Keywords: Topological and variational methods (F. Nacry, M. Sofonea); Variational inequalities and calculus of variations (F. Nacry, M. Sofonea); Discrete and continuous optimizatin (F. Nacry, M. Sofonea, A. Adjé); Tropical mathematics (W. Briec); Optimal control (F. Nacry, M. Sofonea); Well-posed problems (M. Sofonea);
The Nonlinear Analysis and Optimization theme covers several objectives :
- The study of various mathematical objects, concepts and problems (mainly non-linear) in an abstract functional framework;
- Illustrating their applications in the theory of partial differential equations, mathematical economics and mechanics.
Nonlinear problems abound in mechanics, physics, economics and everyday life. They are varied, complex in structure and require specific mathematical tools to study them, calling on a wide range of skills, from convex analysis to non-regular analysis and multivariate analysis, via functional analysis and measurement theory. The aim of this theme is to make a theoretical contribution to the development of these tools and to illustrate their potential applications. To do so, we (generally) place ourselves in an abstract functional framework (Hilbert spaces, Banach spaces, metrics, topological vector spaces).
We focus on the theory of metric regularity (which represents a fundamental tool akin to "constraint qualification" in optimization) and study the properties of non-smooth sets and functions (distance functions, strong convexity and prox-regularity, subsmooth and alpha-far sets, primal lower regularity, semiconvexity) and "non-standard derivatives" (subdifferentials and slopes).
We apply these tools to the study of various nonlinear problems for which we obtain resultats of existence, uniqueness and regularity of solution. For example, we have considered variational and hemivariational inclusions and inequalities associated with memory operators, with unilateral time-dependent constraints. In addition, we introduced a new concept of "well-posed problem" that generalizes classical concepts (by Tykhonov, Levitin-Polyak and Hadamard, for example) existing in the literature. We have applied these abstract results to the analysis of static and quasi-static contact problems, with or without friction, while clarifying their mechanical interpretation.

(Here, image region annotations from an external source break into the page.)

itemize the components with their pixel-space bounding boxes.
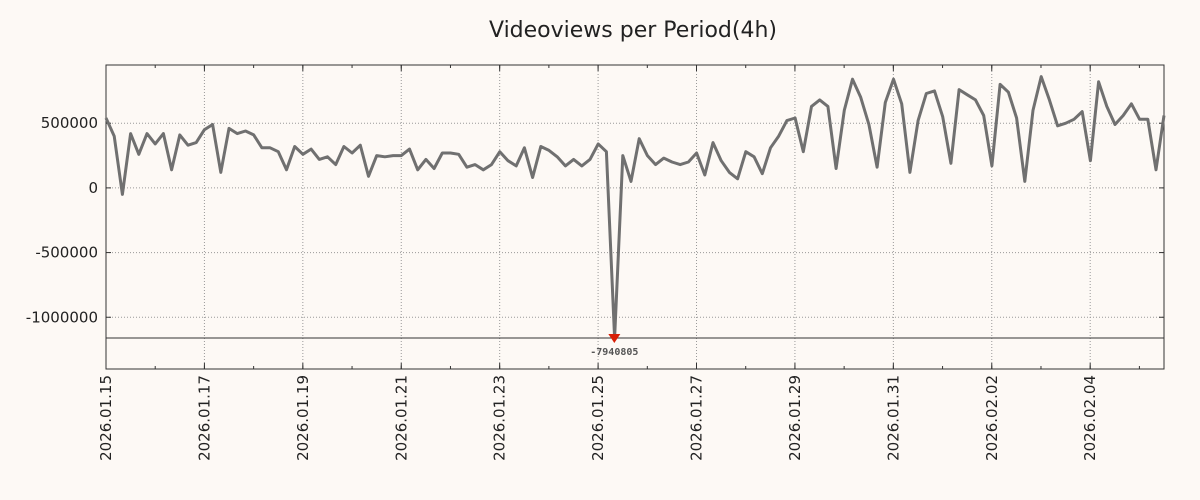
x-tick-label: 2026.01.23 bbox=[491, 375, 509, 461]
chart-title: Videoviews per Period(4h) bbox=[489, 18, 777, 43]
series-layer bbox=[104, 75, 1166, 340]
x-tick-label: 2026.01.27 bbox=[688, 375, 706, 461]
plot-frame bbox=[105, 64, 1165, 370]
x-tick-label: 2026.01.21 bbox=[392, 375, 410, 461]
x-tick-label: 2026.01.29 bbox=[786, 375, 804, 461]
min-marker bbox=[608, 333, 621, 343]
grid bbox=[105, 65, 1164, 369]
marker-layer: -7940805 bbox=[590, 333, 638, 358]
series-line bbox=[104, 75, 1166, 340]
y-tick-label: -500000 bbox=[35, 244, 98, 262]
x-tick-label: 2026.01.19 bbox=[294, 375, 312, 461]
x-tick-label: 2026.01.17 bbox=[195, 375, 213, 461]
x-tick-label: 2026.02.02 bbox=[983, 375, 1001, 461]
axis-ticks: -1000000 -500000 0 500000 2026.01.15 2026.01.… bbox=[26, 65, 1164, 461]
x-tick-label: 2026.01.25 bbox=[589, 375, 607, 461]
min-marker-label: -7940805 bbox=[590, 347, 638, 358]
x-tick-label: 2026.01.31 bbox=[884, 375, 902, 461]
y-tick-label: 0 bbox=[88, 179, 98, 197]
x-tick-label: 2026.02.04 bbox=[1081, 375, 1099, 461]
y-tick-label: -1000000 bbox=[26, 308, 98, 326]
x-tick-label: 2026.01.15 bbox=[97, 375, 115, 461]
y-tick-label: 500000 bbox=[41, 114, 98, 132]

We also consider optimization problems where the constraints are the attainable states of a discrete-time dynamic system, and the objective function is a function of the state variable. The optimal solution in this context is a pair consisting of an initial state and an integer corresponding to the number of iterations to reach the optimal value. The nature of the problem is generally non-convex, firstly in terms of the constraints structure, which is an infinite union of convex compacts in the best case, and secondly in terms of the objective function, which in many intersting cases is convex but to be maximized.
Among other directions developed in this theme, we also use the properties of the distance function as well as duality and non-convexity arguments to tackle some specific problems arising in mathematical economics, notably concerning game theory and production theory. Part of the work involves applying fairly classical mathematical models to evaluate efficiency in economics, often by applying linear programming and operations research techniques. A second part of the work involves studying generalized convexity structures of the Max-Times type, and analyzing their symmetrizations and associated separation issues. These approaches are fairly abstract, but have implications for the close-form evaluation of distance functions and enable us to establish associated duality results.